In the past two years, many players have entered this nascent market. Mocemsa, founded in August 2017, is based out of New Delhi. This company has a range of 12 perfumes, priced between US$40-73 (100 ml, Eau de Parfum). The perfumes are bottled in Italy, assembled in China and imported to India after meeting international safety norms, including a certification from the International Fragrance Association, Geneva. Another player in the space, The Perfume Library, launched in 2015 by Jahnvi Dameron Nandan, works with memories. They joined hands with Bombay perfumery to release a limited edition scent.

Indian luxury beauty and personal care brand Forest Essentials launched perfumes in November 2017. The Parfum Intense range, priced at  US$62 (50 ml), is made with pure grain alcohol with an herb-enriched preparation, fermented according to processes mentioned in Ayurvedic texts and bottled at their factory in Haridwar, Uttarakhand. Forest Essentials takes inputs from Estee Lauder, which holds a stake in the company and is a world leader in luxury fragrances. These perfumers are tying up with fashion houses to come up with new formulations. Mr Sheth of All Good Scents has created Eternal Garden blended from a mixture of rose, musk, jasmine and vetiver extracts.

The challenges are plenty here. Gandhi admits that it will be a long haul for Indian fragrance brands, to capture customer loyalty, overcome production and marketing issues. As an independent perfumer, they have to convince retail outlets to stand up to market leaders and share shelf space.

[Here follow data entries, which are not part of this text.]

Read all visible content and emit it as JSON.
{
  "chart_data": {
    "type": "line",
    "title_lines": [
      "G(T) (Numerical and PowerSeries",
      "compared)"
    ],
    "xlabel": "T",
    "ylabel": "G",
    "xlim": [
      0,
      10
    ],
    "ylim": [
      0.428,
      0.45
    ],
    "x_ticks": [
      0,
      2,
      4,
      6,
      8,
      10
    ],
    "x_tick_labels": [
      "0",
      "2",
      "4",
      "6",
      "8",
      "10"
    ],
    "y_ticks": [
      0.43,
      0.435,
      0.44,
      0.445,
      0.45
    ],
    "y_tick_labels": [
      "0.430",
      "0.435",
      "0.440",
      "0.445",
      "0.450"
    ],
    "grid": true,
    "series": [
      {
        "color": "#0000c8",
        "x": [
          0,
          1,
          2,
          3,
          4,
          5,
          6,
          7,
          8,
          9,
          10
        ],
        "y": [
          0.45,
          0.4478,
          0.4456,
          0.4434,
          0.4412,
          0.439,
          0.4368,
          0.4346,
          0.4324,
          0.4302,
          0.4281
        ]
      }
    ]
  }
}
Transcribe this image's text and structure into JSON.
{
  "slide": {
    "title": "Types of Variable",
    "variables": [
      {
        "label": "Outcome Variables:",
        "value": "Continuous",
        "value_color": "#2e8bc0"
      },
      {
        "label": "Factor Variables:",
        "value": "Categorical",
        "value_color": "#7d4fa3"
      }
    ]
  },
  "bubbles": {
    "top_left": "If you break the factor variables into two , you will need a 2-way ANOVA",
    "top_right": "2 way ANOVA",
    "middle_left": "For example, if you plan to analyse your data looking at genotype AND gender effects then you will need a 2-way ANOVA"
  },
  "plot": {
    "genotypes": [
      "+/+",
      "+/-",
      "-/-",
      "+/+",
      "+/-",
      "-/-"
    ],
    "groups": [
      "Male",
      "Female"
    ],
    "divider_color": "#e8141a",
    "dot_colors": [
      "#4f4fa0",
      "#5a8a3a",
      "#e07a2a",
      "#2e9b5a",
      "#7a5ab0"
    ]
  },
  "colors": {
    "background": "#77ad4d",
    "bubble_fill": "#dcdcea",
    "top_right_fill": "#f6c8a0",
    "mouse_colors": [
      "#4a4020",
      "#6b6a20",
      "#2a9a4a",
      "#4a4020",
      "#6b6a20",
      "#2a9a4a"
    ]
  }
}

Limited marketing budgets are another obstacle. Selling largely online, and in few retail outlets, these perfumers want to take these perfumes to global markets in the future.

Opportunities are plenty for foreign investors in the growing fragrance industry, say experts. Distribution is a key area in which international partners can invest in. This new breed of perfumers are open for collaboration on different fronts including partnerships for sustainable growth, which will help to preserve India’s rich natural ingredients base.